The following is an illustration at how I began to grow out of childhood thinking and into what was reality or the "norm".
When I was 2 months pregnant with #3 my appendix burst. If you have ever had this experience you know the kind of pain and how it progresses. It began for me as a "really bad intestinal flu" and progressed to the stage where I literally could not un-coil myself from a fetal position. I was sane enough, but MAN! it was pretty intense.

At the point of not being able to function enough to care for the two older, yet toddler-esque children I did not panic, but went through my options for assistance. #1 Thor. He was at work, far from home and would be home later that night tired, but could take over if I was not better. So I thought, "better try for someone else who can just take the kids for a few hours." This led me to review friends first. This was prior to cell phones and after finding no one home I resorted to the sisters in law who lived in my community. 2 of them were also not home, but the third was. Let me tell you it was very difficult for me to call this woman and ask for a favor, but by this time I was concerned for my children and needed help whether or not it was via this sister in law. It wasn't that she and I didn't get along, it was just this gal doesn't open the door to her own mother who may have traveled a while to see her. (but that's a different dysfunctional family!) I made the call and, to her credit, she came over.

One look at my ability to mask pain, she pronounced her diagnosis: not the flu, but losing the baby! I knew, deep inside, that I was not losing the baby, but forgetting all the Marcus Welby MD episodes I had seen, I dis-associated the "lower right side+intense pain" equaling appendicitis and clung to "flu" instead. That, and there is no possible way one can be pregnant and have appendicitis, right? So I just wanted her to take the kids until Thor got home. She would not have it and we headed to the hospital that was one hour away.

I called my mom. I told her my sis-in-law thought I was losing the baby and was headed to the hospital. She replied with questions and a follow up of "let me know how it goes." Which in reality did not shock me, nor hurt my feelings. I did not expect any other reaction and the phone call was just to inform her of the daily happenings.
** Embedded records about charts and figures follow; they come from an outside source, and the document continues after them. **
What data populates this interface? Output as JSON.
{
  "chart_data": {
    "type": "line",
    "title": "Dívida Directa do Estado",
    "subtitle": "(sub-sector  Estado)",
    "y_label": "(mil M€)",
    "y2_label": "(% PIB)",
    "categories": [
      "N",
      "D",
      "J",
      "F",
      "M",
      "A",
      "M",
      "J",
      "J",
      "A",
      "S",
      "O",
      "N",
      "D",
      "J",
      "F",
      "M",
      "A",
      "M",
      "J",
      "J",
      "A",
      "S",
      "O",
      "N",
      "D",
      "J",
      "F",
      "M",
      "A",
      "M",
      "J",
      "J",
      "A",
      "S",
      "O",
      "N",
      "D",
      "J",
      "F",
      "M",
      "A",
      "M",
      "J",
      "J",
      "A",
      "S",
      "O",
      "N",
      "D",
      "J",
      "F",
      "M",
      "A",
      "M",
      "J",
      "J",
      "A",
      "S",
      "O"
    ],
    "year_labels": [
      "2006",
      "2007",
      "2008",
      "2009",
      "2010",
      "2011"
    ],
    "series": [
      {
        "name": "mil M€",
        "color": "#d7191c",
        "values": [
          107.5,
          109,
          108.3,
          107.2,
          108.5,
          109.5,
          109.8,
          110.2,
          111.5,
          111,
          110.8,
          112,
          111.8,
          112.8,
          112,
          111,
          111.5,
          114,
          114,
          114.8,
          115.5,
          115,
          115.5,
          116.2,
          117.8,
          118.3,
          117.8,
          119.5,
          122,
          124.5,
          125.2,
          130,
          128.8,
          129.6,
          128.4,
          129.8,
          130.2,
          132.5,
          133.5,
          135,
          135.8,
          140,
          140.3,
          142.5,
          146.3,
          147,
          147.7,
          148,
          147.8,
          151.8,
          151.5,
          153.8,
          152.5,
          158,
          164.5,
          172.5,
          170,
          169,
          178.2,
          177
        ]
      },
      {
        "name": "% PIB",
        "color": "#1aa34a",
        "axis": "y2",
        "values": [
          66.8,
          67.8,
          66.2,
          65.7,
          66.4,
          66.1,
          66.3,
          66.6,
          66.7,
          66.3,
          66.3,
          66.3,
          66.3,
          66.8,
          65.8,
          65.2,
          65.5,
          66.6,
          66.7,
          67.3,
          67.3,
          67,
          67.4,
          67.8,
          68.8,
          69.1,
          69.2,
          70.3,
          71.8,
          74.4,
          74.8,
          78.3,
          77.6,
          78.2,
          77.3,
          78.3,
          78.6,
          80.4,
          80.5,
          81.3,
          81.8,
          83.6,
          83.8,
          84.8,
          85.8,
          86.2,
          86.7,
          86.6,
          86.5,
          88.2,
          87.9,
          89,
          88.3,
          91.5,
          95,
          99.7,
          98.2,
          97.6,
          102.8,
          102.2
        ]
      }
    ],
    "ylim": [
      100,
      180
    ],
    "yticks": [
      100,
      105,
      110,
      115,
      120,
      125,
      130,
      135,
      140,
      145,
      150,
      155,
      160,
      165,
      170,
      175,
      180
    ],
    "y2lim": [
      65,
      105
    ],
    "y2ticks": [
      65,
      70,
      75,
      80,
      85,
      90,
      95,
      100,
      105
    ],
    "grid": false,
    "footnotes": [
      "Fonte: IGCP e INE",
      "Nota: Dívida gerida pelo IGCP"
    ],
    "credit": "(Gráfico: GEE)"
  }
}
After waking up from surgery I was faced with strong wrath from my father-in-law. His anger and absolute rage sprang from not being called, from not being allowed to care for me. I almost couldn't wrap my mind around why he was so angry at not being called. My end of it was reason. "If I called my own mother and she didn't seem interested, why the heck would you?" Even I knew that a mom (supposedly) was the one person you could count on, that one person who loved you above all others. And if she didn't care, no one else would or should! I couldn't understand that my father-in-law was scared to death for my safety, my child's safety, and had been insulted by not being allowed to help, pray, or even just take care of the grandkids. I couldn't understand how he could worry that much about me. I could get that he actually loved me, it was weird. Really weird. All that fuss because he loved me.

Childhood ideas taught me that I didn't matter. Grown up events began to change things, although there are still bugs in the system that was wired so long ago.

Now, the first call for help is to those I can trust to help me. I go where I can count on love. Dear mother is frustrated when she sees that I actually get along with other folks, it hurts her feelings and I feel guilty over it. But eventually one learns about real love. About real sacrifice. About real burden.

And eventually one learns that not everyone had the funkiness that I had. Some had the ideal. Some had good. And some grew up a lot faster than even I did.